At our knowledge, there are no reports in literature of systemic toxicity related to the use of ALBC. Various researches focused about local toxicity, with particular interest to the function of osteoblasts and osteocytes: event though there are no reports of clinical adverse effects on these cells, some in vitro studies raised doubts about this subject. In addition, the concerns are more consistent in case of cement loaded at high doses, where the local levels of antibiotics may exceed 200 μg/mL. In particular, when osteoblasts derived from trabecular bone were exposed to materials containing various concentrations of gentamicin (0 to 100 μg/mL), the activity of alkaline phosphates decreased significantly in all the cultures with gentamicin concentration >100 μg/mL, the incorporation of 3H-thymidine decreases at the same concentration of antibiotic, and the total DNA decreases for concentrations ≥700 μg/mL [62, 63]. A study about the effect of tobramycin (concentrations between 0 and 10,000 μg/mL) on osteoblasts showed that local levels <200 μg/mL have no effect on replication of these cells, whereas at concentrations >400 μg/mL replication decreases, and with 10,000 μg/mL cell death occurs. Also the effects of vancomycin on osteoblasts were studied for concentrations ranging between 0 and 10,000 μg/mL: levels of vancomycin <1.000 μg/mL had little or no effect on replication, but concentrations of 10,000 μg/mL caused the death of the osteoblasts [64]. Vancomycin seems to be less toxic than aminoglycosides at high concentrations and Gentamicin has lower critical concentrations than those of tobramycin, despite they are both aminoglycosides.

12. Conclusions

The majority of the studies demonstrated an antibacterial effectiveness of cements loaded with antibiotics in the treatment of deep infections following hip and knee arthroplasty (onestage and two stages).

The main problem of these analyses is the minimus time of treatment that allows the antibiotic effects without developing bacterial-resistance. Recent studies in vitro showed that the highest concentration of antibiotic released is found in the first two days; in contrast, studies in vivo did not reach statistically significant evidence.

The literature demonstrated that the best results are obtained with the association of antibiotic-loaded cement and the systemic antibiotic administration, if possible with targeted testing.
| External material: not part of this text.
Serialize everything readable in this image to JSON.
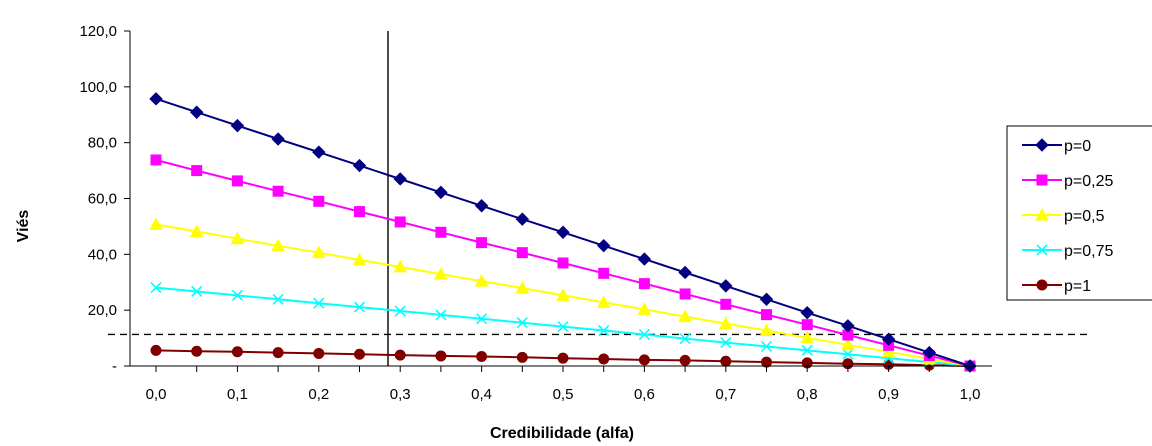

Finally, a significant difference between the intravenous administration of antibiotics and the use of the antibiotics into the cement for prophylactic use in patients with standard risk was not found; so it is not advisable to use antibiotic loaded cement for routine as prophylaxis.

In conclusion, it is recommended not to trust excessively in the role of antibiotic loaded bone cement and not to give it therapeutic properties that it does not posses. It is clear how ALBCs are more effective than simple cements, but undoubtedly the “window of effectiveness” cannot be attributed only to antibiotics. Other properties related to the cement itself such as roughness, porosity, technique of preparation, and many patient-related features must be reminded.

However, it is necessary to underline that ALBC, especially if targeted by a specific antibiogram or integrated with an association of molecules more than a single one, is an important aid in the prevention and in the treatment of prosthetic infections.